As I gear up for a new year as a PGY-2, I can’t help but to take a moment to look back and reflect upon the challenging, inspiring, and memorable moments of this past year. It is difficult to put into words the amount of emotion and fortitude that was put forth by the MGH/McLean team and community during COVID. Courage and passion emanated through the hallways of this hospital, and it was a privilege to serve with this team through every moment of each day facing an unprecedented virus that called heroes in scrubs to stand at the bedside of the most vulnerable.

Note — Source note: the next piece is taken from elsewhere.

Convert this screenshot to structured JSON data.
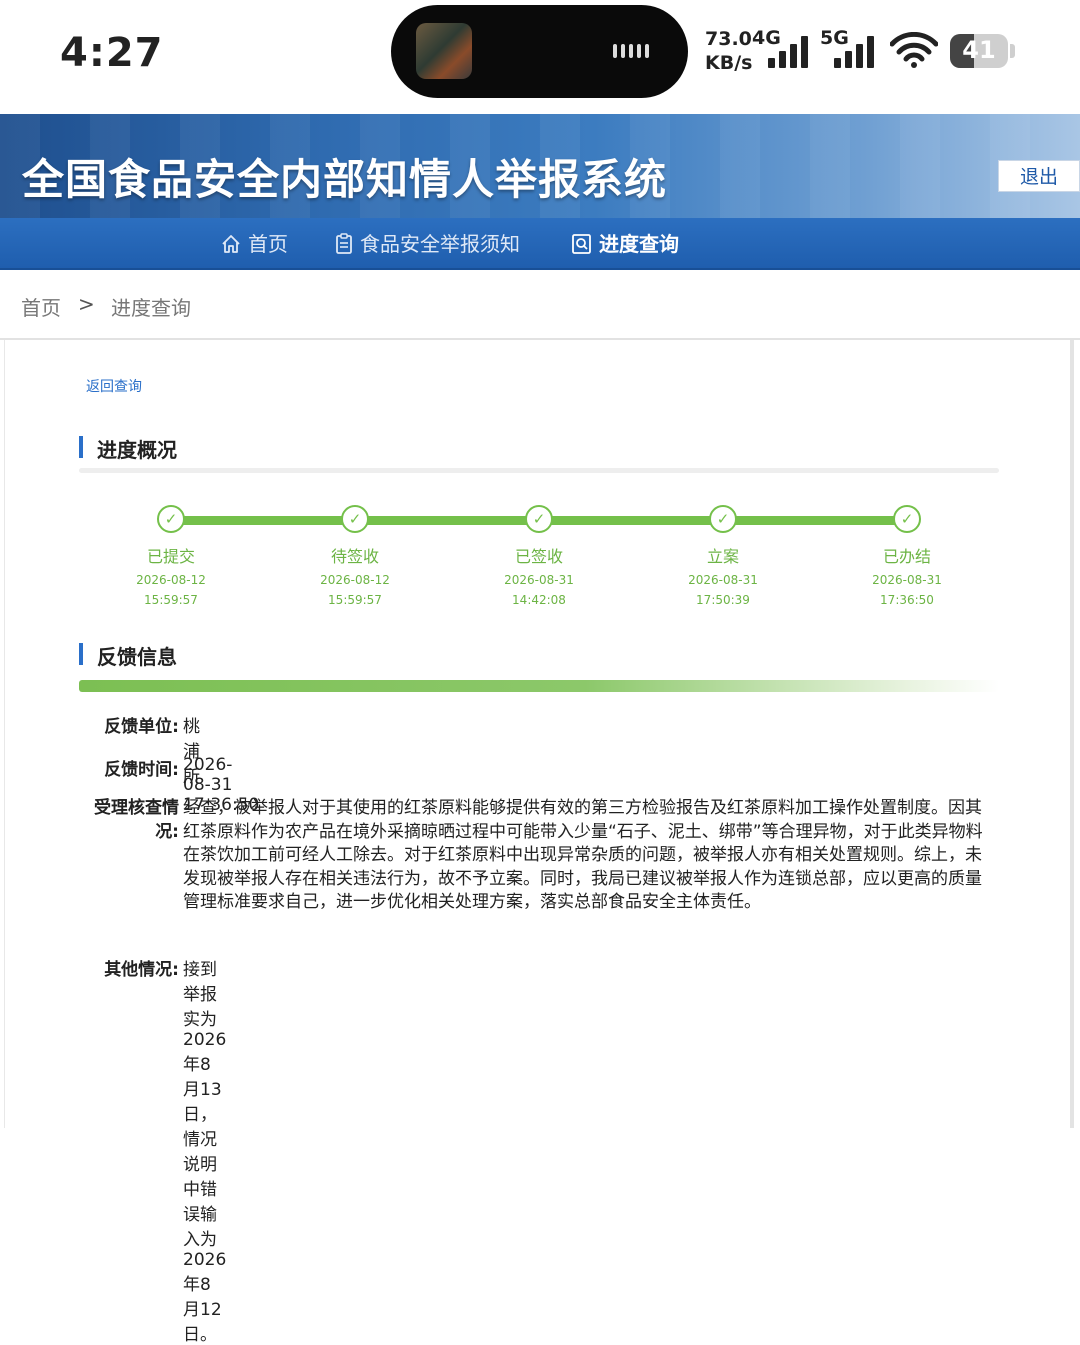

In this light, I ask myself: what do I love the most about these institutions? The people: the team of attendings, residents, nurses, PA’s, security guards, social workers and all those who wear the MGH/McLean badge. One thing I remembered about my interview day at MGH/McLean was the feeling of family. Through this year, that feeling amongst the MGH/McLean psychiatry department has not wavered.

Currently working on an inpatient psychiatric unit at McLean Hospital, I have the privilege of working with a dynamic team of leaders and mental health professionals, while learning from and with patients facing bipolar disorder, psychotic disorders, depression, substance use disorders, personality disorders and so much else. This experience has undoubtedly presented some of the most rewarding, humbling, and educational experiences. On most days, my co-residents and I start the morning with lecture, then proceed to rounds, attend weekly case conferences, learn from our supervisors for teaching and guidance, and spend hours at the patient’s bedside. On some days we have outpatient clinic, for which we meet with patients for psychopharmacology or therapy appointments. It can be a striking comparison, working in inpatient and outpatient settings. However, in both environments, the patient’s stories, strengths, life experiences and values come through the interview. It is easy for me to remember the reasons why I fell in love with the field of psychiatry.

Certainly, PGY-2 year has its own unique set of challenges. However, even through the long nights on call and the toughest patient cases, I find myself fulfilled with a sense of purpose and happiness to serve patients in their most vulnerable times. I love the job; it is just as simple as that.

I hope wherever you are, and if you had read this small excerpt, that you are doing well. If you find your way to MGH, I hope you have the same positive experience I have, or even better.